Ávila Ana, Cao Mercedes, Espinosa Mario, Manrique Joaquín, Morales Enrique
Department of Nephrology, Hospital Universitario Dr. Peset, Valencia, Spain.
Department of Nephrology, Hospital Universitario A Coruña, A Coruña, Spain.
Front Med (Lausanne). 2023 Dec 1;10:1264310. doi: 10.3389/fmed.2023.1264310. eCollection 2023.
Despite significant advances in therapeutic management of atypical hemolytic uremic syndrome (aHUS), guidelines are not timely updated and achieving a consensus on management recommendations remains a topic of ongoing discussion.
A Scientific Committee with five experts was set up. A literature review was conducted and publications addressing the classification of aHUS, patient profiles and therapeutic approach were selected. Recommendations were proposed at an initial meeting, evaluated through an online questionnaire and validated during a second meeting.

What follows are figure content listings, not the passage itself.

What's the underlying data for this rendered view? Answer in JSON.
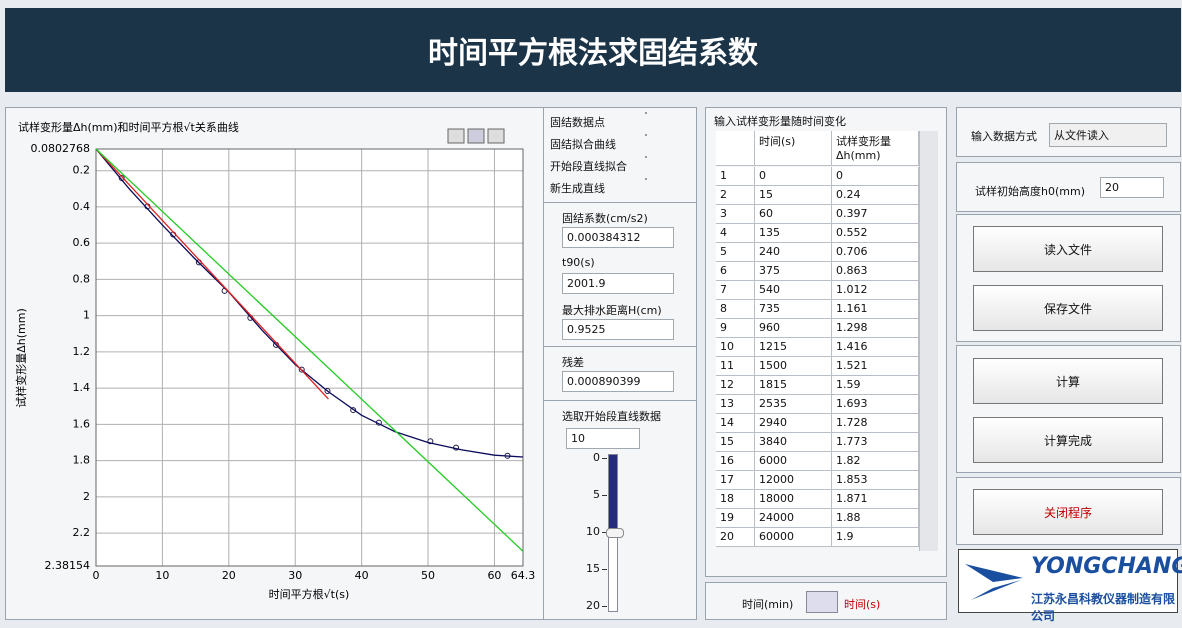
{
  "header": {
    "title": "时间平方根法求固结系数"
  },
  "chart_data": {
    "type": "line",
    "title": "试样变形量Δh(mm)和时间平方根√t关系曲线",
    "x_label": "时间平方根√t(s)",
    "y_label": "试样变形量Δh(mm)",
    "xlim": [
      0,
      64.3
    ],
    "ylim": [
      0.0802768,
      2.38154
    ],
    "y_inverted": true,
    "grid": true,
    "xticks": [
      0,
      10,
      20,
      30,
      40,
      50,
      60,
      64.3
    ],
    "yticks": [
      0.0802768,
      0.2,
      0.4,
      0.6,
      0.8,
      1,
      1.2,
      1.4,
      1.6,
      1.8,
      2,
      2.2,
      2.38154
    ],
    "series": [
      {
        "name": "固结数据点",
        "color": "#1a1a4a",
        "marker": "circle",
        "line": false,
        "x": [
          3.87,
          7.75,
          11.62,
          15.49,
          19.36,
          23.24,
          27.11,
          30.98,
          34.86,
          38.73,
          42.6,
          50.35,
          54.22,
          61.97
        ],
        "values": [
          0.24,
          0.397,
          0.552,
          0.706,
          0.863,
          1.012,
          1.161,
          1.298,
          1.416,
          1.521,
          1.59,
          1.693,
          1.728,
          1.773
        ]
      },
      {
        "name": "固结拟合曲线",
        "color": "#0a0a5a",
        "line": true,
        "x": [
          0,
          5,
          10,
          15,
          20,
          25,
          30,
          35,
          40,
          45,
          50,
          55,
          60,
          64.3
        ],
        "values": [
          0.08,
          0.3,
          0.5,
          0.69,
          0.87,
          1.08,
          1.27,
          1.42,
          1.55,
          1.64,
          1.7,
          1.74,
          1.77,
          1.78
        ]
      },
      {
        "name": "开始段直线拟合",
        "color": "#e02020",
        "line": true,
        "x": [
          0,
          35
        ],
        "values": [
          0.08,
          1.46
        ]
      },
      {
        "name": "新生成直线",
        "color": "#22cc22",
        "line": true,
        "x": [
          0,
          64.3
        ],
        "values": [
          0.08,
          2.3
        ]
      }
    ]
  },
  "results": {
    "fields": [
      {
        "label": "固结系数(cm/s2)",
        "value": 0.000384312
      },
      {
        "label": "t90(s)",
        "value": 2001.9
      },
      {
        "label": "最大排水距离H(cm)",
        "value": 0.9525
      },
      {
        "label": "残差",
        "value": 0.000890399
      }
    ]
  },
  "start_points": {
    "label": "选取开始段直线数据",
    "value": 10,
    "ticks": [
      0,
      5,
      10,
      15,
      20
    ]
  },
  "table": {
    "title": "输入试样变形量随时间变化",
    "headers": [
      "时间(s)",
      "试样变形量Δh(mm)"
    ],
    "rows": [
      [
        1,
        0,
        0
      ],
      [
        2,
        15,
        0.24
      ],
      [
        3,
        60,
        0.397
      ],
      [
        4,
        135,
        0.552
      ],
      [
        5,
        240,
        0.706
      ],
      [
        6,
        375,
        0.863
      ],
      [
        7,
        540,
        1.012
      ],
      [
        8,
        735,
        1.161
      ],
      [
        9,
        960,
        1.298
      ],
      [
        10,
        1215,
        1.416
      ],
      [
        11,
        1500,
        1.521
      ],
      [
        12,
        1815,
        1.59
      ],
      [
        13,
        2535,
        1.693
      ],
      [
        14,
        2940,
        1.728
      ],
      [
        15,
        3840,
        1.773
      ],
      [
        16,
        6000,
        1.82
      ],
      [
        17,
        12000,
        1.853
      ],
      [
        18,
        18000,
        1.871
      ],
      [
        19,
        24000,
        1.88
      ],
      [
        20,
        60000,
        1.9
      ]
    ]
  },
  "time_unit": {
    "options": [
      "时间(min)",
      "时间(s)"
    ]
  },
  "controls": {
    "input_mode": {
      "label": "输入数据方式",
      "value": "从文件读入"
    },
    "initial_height": {
      "label": "试样初始高度h0(mm)",
      "value": 20
    },
    "buttons": [
      "读入文件",
      "保存文件",
      "计算",
      "计算完成",
      "关闭程序"
    ]
  },
  "logo": {
    "brand": "YONGCHANG",
    "company": "江苏永昌科教仪器制造有限公司"
  }
}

Patients with confirmed or clear suspicion of aHUS should be treated with C5 inhibitors within 24 h of the diagnosis or suspicion of aHUS. Treatment monitoring and the decision to interrupt treatment should be individualised according to the risk of relapse and each patient's evolution. aHUS with a genetic variant or associated with pregnancy should be treated for at least 6-12 months; aHUS associated with kidney transplant until renal function is recovered and genetic variants are ruled out; aHUS associated with malignant hypertension until genetic variants are ruled out; aHUS associated with non-kidney transplant, autoimmune diseases, infection-or drug-induced until the thrombotic microangiopathy is resolved. Patients with a high risk of relapse should be treated for longer than 6-12 months.
These recommendations provides physicians who are not familiar with the disease with recommendations for the management of aHUS in adults. The experts who participated advocate early treatment, maintenance for at least 6-12 months and treatment interruption guided by genetic background, trigger factors, risk of relapse and evolution.
尽管非典型溶血性尿毒症综合征(aHUS)的治疗管理取得了重大进展,但指南并未及时更新,就管理建议达成共识仍是一个持续讨论的话题。
成立了一个由五名专家组成的科学委员会。进行了文献综述,并选择了有关aHUS分类、患者概况和治疗方法的出版物。在初次会议上提出建议,通过在线问卷进行评估,并在第二次会议上进行验证。
确诊或高度怀疑aHUS的患者应在诊断或怀疑aHUS后的24小时内接受C5抑制剂治疗。治疗监测和中断治疗的决定应根据复发风险和每位患者的病情进展进行个体化。具有基因变异或与妊娠相关的aHUS应治疗至少6至12个月;与肾移植相关的aHUS应治疗至肾功能恢复且基因变异被排除;与恶性高血压相关的aHUS应治疗至基因变异被排除;与非肾移植、自身免疫性疾病、感染或药物诱导相关的aHUS应治疗至血栓性微血管病得到解决。复发风险高的患者应治疗超过6至12个月。
这些建议为不熟悉该疾病的医生提供了成人aHUS管理的建议。参与的专家主张早期治疗、至少维持6至12个月以及根据基因背景、触发因素、复发风险和病情进展指导治疗中断。